Cuba's Foreign Minister Mr Roberto Robaina Gonzalez, called the transcripts "a manipulated and incomplete version".
After exchanges between the pilots and Cuba's ground control, the US transcript quotes one of the Cuban MiG pilots as saying "The target is in sight. The target is in sight. It's a small aircraft, a small aircraft. It is white and blue."
"Authorised to destroy", ground control answered.
"We gave him balls, we took out his balls. This one won't mess around anymore", the MiG pilot said after firing.
Ms Madeleine Albright, the US ambassador to the United Nations, released the transcript at a news conference, hours after the Security Council deplored Cuba's downing of the two aircraft. Four people are presumed dead.
She said she was struck by the delight of Cuban MiG pilots "in committing cold blooded murder and their use of common vulgarity to describe shooting down unarmed civilians. Frankly, this is not conjones (testicles in Spanish). This is cowardice."
She said the transcript without saying how it was obtained showed the MiG pilots knew the planes were "small, white and blue Cessnas, that they were civilian and they posed no threat".
The transcript also showed that there was plenty of time for the MiG pilots to warn the pilots of the light aircraft. Cuba contends that the pilots were in its air space and part of a series of deliberate provocations.
Cuba, stung by the Security Council condemnation, said yesterday the council was controlled by the US and called for reforms to make the UN more democratic.
It added "Cuba will not discuss with the council or experts of any organisation our right and duty to protect the sovereignty of our country."

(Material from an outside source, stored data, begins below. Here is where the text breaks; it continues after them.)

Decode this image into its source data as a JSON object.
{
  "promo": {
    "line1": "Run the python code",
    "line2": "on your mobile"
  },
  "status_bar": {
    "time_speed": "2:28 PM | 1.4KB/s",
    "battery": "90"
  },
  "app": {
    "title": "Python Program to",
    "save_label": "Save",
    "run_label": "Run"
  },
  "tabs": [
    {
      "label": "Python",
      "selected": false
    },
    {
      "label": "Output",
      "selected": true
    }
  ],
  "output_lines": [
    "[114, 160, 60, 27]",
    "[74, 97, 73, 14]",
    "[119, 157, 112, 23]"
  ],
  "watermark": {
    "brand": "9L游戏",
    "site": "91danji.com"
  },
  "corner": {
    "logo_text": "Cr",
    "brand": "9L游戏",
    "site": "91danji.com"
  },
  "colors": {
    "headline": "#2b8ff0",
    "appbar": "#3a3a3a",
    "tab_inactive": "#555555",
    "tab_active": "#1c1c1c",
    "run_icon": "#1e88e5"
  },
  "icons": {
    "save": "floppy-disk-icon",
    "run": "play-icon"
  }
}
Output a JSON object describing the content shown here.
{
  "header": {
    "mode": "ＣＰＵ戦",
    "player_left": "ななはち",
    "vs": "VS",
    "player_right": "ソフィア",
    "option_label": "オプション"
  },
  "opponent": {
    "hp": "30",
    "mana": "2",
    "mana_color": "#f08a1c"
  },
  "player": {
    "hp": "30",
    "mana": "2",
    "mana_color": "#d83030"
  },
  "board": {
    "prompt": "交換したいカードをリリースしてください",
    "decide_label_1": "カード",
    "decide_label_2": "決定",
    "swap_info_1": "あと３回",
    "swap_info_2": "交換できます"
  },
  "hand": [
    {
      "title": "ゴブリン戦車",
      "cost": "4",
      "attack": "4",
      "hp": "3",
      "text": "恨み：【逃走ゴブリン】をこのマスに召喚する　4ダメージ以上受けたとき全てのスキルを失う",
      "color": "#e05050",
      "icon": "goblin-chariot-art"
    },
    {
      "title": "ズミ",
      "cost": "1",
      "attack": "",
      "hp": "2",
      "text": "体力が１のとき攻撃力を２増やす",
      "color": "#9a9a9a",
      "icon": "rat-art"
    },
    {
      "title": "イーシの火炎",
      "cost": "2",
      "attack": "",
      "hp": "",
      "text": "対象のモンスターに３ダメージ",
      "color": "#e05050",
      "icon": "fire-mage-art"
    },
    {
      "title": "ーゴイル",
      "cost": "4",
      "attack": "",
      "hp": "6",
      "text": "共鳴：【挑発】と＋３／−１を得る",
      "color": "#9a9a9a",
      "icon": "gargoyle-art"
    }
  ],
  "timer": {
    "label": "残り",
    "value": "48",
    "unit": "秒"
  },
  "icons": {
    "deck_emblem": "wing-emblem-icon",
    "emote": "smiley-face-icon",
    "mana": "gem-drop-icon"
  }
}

But Havana accepted and did not fear the council request that the International Civil Aviation Organisation investigate Saturday's incident, which Cuba has been insisting took place in Cuban air space which had been violated by the planes.
The United States said it happened in international waters north of Havana.
The Cuban statement said the council vote "reveals the urgent need to work for the democratisation of the UN and to find procedures that will make its Security Council more representative and impartial".
Mr Robaina requested a session of the 185 member General Assembly to speak to the "United Nations and the world in general on what the Security Council could not wait for".
The UN statement condemning Cuba was considerably milder than the United States had wanted. The original US drafted text asked the council to "condemn" the attack as an "unlawful use of force", called on Cuba to provide compensation for the families of those killed and raised the possibility of further measures at some future date.
Most diplomats believe the chance of international sanctions are slim, however.
President Boris Yeltsin said in Moscow yesterday that the US should not overreact.
"I regret this incident," he said. "But I think the Security Council was right in letting, in a civilised manner, the United States understand that it cannot declare war over every such incident."